HIO head Said Rateb believes the EPS is motivated less by the desire to protect local producers, let alone consumers, than from sour grapes. "They failed in negotiating a similar deal for themselves and now they are just jealous. If they wanted a similar offer they would need to exert more effort instead of attacking people and seeking to impose bans."
The drugs offered to the HIO at a discount, says Rateb, account for just 0.07 per cent of the organisation's total orders. Abdel-Gawad, however, sees the discounts as part of a wider conspiracy, the opening shot in a campaign by multinationals to dominate the local market. "Patients will not be affected by the implementation of the syndicate's decision in any way," he says. "The basic drugs will still be available since there are at least five or six alternatives readily available for each one locally."
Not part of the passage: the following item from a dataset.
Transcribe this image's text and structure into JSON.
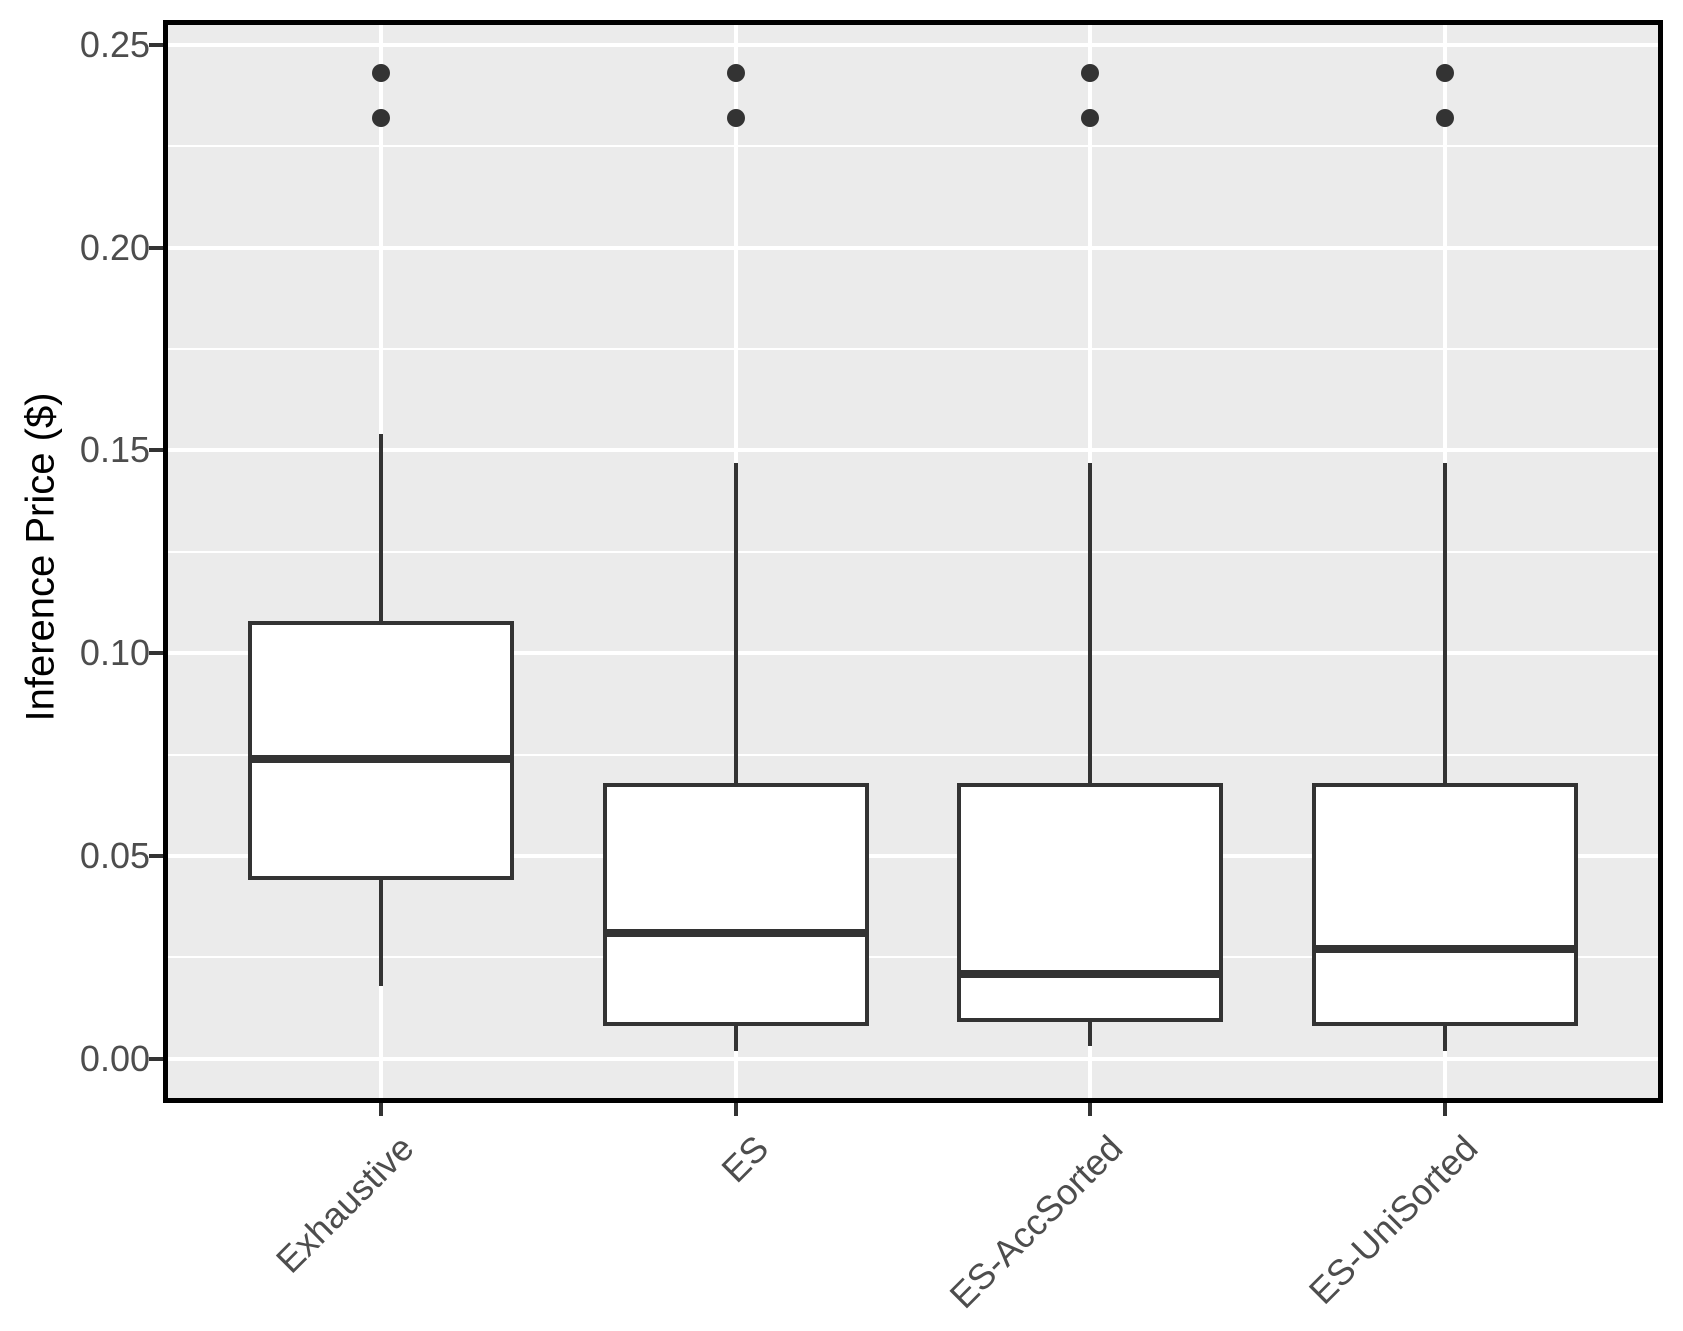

Abdel-Gawad describes the syndicate's position as "logical" though its success will depend on the stand taken by the owners of individual pharmacies and the support of the general public opinion. Even Hatem El-Gabali, the minister of health and population, he says, is on record as saying the pharmacists can do as they like. "Convince the companies and if they agree I don't mind at all," El-Gabali is supposed to have said. Given that HIO purchases account for just over 10 per cent of the total drug market, which is valued at LE6 billion, Abdel-Gawad is convinced the multinationals will not be able to resist the boycott for long.
Drug companies, though, say they are unwilling to cave in to such pressure, arguing that the EPS has no authority to issue lists of prices at which its members are allowed to purchase drugs. The only party authorised to price drugs in Egypt is the Policies Committee of the Ministry of Health and Population, points out Osama El-Saadi, a member of the board of directors of one international company's Egyptian operation. El-Saadi stresses that his company will not yield to such pressure. "We will do our job and distribute the drugs to pharmacies. Whoever does not want to buy from us needn't," he says. "Our job is to help eradicate disease and save lives. It is our business to bring breakthrough medicines to patients throughout the Middle East as quickly as possible. Besides, we have a policy to make drugs available for everyone.
While some pharmacists have indicated they will not take part in the boycott others argue that they must support the position of their syndicate if they are to force foreign companies to retreat from selling brand-name drugs to the HIO at a lower price than they have to pay.